Using C. elegans as a model to study psychiatric disorders has some limitations. Unlike rodent models, the C. elegans model lacks complicated behaviors. However, C. elegans and humans share essential physiological pathways (e.g., insulin signaling, Ras/Notch signaling, p53, and many miRNAs), neurotransmitter systems, and receptor pharmacology (Engleman et al., 2016; Markaki & Tavernarakis, 2010). The disruption of protein functions can be reflected in multiple well-developed behavioral assays, such as locomotion and habituation learning.
Another limitation is that the evolutionary distance between humans and C. elegans restricts the subject to C. elegans orthologous genes.
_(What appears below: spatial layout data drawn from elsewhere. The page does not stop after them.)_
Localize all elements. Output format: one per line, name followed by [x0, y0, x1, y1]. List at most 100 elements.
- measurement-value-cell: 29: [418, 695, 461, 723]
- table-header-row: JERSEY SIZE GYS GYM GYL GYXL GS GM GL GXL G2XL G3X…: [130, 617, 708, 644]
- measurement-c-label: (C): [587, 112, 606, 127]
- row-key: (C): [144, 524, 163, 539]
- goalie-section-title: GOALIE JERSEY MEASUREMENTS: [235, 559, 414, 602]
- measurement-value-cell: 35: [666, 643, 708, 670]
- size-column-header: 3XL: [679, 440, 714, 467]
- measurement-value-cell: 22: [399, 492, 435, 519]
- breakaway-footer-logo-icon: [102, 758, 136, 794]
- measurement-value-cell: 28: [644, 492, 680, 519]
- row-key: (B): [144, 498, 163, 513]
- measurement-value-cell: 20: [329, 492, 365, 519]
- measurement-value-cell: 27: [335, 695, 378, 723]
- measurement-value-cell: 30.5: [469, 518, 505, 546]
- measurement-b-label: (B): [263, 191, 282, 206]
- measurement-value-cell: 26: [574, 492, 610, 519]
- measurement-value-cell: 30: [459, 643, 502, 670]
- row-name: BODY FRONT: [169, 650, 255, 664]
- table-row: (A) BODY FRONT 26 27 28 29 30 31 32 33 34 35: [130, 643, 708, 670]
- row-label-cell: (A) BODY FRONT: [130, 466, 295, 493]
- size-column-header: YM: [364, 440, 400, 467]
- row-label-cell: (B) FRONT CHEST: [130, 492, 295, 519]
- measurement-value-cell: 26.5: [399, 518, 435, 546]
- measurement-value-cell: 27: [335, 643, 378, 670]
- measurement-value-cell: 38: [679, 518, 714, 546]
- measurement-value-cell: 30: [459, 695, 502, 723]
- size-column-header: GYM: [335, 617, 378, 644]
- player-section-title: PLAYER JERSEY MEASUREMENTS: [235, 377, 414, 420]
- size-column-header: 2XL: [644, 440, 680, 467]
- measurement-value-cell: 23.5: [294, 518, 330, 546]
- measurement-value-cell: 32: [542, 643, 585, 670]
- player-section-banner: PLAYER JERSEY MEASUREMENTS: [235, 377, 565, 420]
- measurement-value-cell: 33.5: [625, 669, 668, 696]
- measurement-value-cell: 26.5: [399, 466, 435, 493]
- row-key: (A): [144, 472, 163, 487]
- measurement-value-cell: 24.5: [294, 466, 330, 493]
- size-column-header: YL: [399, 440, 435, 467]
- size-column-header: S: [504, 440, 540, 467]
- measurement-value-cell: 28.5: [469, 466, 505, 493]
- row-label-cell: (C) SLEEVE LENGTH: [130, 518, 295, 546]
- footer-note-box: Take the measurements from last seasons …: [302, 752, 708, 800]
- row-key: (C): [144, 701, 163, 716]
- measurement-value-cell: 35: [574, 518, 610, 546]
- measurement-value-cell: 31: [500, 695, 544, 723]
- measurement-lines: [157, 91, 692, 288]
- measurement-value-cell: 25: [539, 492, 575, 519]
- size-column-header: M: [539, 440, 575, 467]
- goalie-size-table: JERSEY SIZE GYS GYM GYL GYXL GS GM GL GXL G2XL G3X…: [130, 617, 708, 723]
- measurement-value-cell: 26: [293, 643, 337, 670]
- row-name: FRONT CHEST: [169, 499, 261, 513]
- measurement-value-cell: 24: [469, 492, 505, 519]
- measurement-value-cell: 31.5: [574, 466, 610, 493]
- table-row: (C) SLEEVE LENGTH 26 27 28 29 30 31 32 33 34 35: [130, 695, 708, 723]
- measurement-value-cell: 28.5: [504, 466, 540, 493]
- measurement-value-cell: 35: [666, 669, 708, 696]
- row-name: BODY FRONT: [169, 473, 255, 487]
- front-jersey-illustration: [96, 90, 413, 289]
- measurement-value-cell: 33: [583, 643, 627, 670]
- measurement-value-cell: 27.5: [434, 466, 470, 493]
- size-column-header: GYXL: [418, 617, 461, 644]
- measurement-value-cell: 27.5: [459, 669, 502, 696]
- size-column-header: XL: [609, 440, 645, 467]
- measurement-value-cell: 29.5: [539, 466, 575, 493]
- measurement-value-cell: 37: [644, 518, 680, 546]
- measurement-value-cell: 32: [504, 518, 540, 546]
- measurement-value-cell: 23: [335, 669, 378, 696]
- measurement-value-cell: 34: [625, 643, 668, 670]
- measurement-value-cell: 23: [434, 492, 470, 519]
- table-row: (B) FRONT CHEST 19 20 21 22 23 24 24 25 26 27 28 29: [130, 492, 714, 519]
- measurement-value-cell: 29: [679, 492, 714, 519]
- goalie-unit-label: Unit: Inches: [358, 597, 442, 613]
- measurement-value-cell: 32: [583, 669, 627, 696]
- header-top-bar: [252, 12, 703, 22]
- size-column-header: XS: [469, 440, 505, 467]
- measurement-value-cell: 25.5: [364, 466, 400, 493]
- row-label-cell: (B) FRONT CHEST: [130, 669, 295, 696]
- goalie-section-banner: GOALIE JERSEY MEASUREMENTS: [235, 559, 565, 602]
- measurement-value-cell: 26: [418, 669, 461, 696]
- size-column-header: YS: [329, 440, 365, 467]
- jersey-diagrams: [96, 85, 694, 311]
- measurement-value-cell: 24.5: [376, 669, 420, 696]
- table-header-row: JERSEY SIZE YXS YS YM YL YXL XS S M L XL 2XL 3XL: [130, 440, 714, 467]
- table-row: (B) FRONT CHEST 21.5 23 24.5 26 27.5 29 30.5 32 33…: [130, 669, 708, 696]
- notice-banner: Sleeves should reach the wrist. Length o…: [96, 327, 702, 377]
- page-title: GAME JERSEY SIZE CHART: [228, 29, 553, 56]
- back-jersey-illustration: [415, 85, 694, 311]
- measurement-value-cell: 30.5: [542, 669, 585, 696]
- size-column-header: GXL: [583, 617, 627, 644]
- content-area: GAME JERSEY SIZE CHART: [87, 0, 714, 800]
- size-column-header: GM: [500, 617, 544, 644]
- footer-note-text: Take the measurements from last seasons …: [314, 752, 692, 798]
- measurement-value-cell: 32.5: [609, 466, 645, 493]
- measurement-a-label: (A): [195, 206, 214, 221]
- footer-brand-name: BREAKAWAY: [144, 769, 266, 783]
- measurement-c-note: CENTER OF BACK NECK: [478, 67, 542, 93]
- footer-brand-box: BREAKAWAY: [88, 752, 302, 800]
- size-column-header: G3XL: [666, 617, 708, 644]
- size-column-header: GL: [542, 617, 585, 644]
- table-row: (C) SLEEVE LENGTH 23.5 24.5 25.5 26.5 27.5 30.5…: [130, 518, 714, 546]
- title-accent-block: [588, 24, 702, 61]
Fortunately, C. elegans and humans share 60% of gene orthologs (Kaletta & Hengartner, 2006; Shaye & Greenwald, 2011) and disease-associated genes are particularly conserved throughout evolution (López-Bigas & Ouzounis, 2004; Shpigler et al., 2017). Furthermore, for genetic candidates that show correlated expression, C. elegans models facilitate the study of interaction between missense variants by rapidly generating double or multiple missense mutation models.
With the accelerated identification of disease-associated variants, the challenge of interpreting their functional outcomes persists. To date, most preclinical research is biased toward experimentally well-accessible genes due to our limited knowledge of disease mechanisms (Stoeger et al., 2018). With the advance in data science, broad-scale phonemic analysis will be the future trend. Our study proved that missense mutants in different gene clusters displayed distinct phenotypic profiles and laid the foundation for future systematic characterization of disease-associated variants.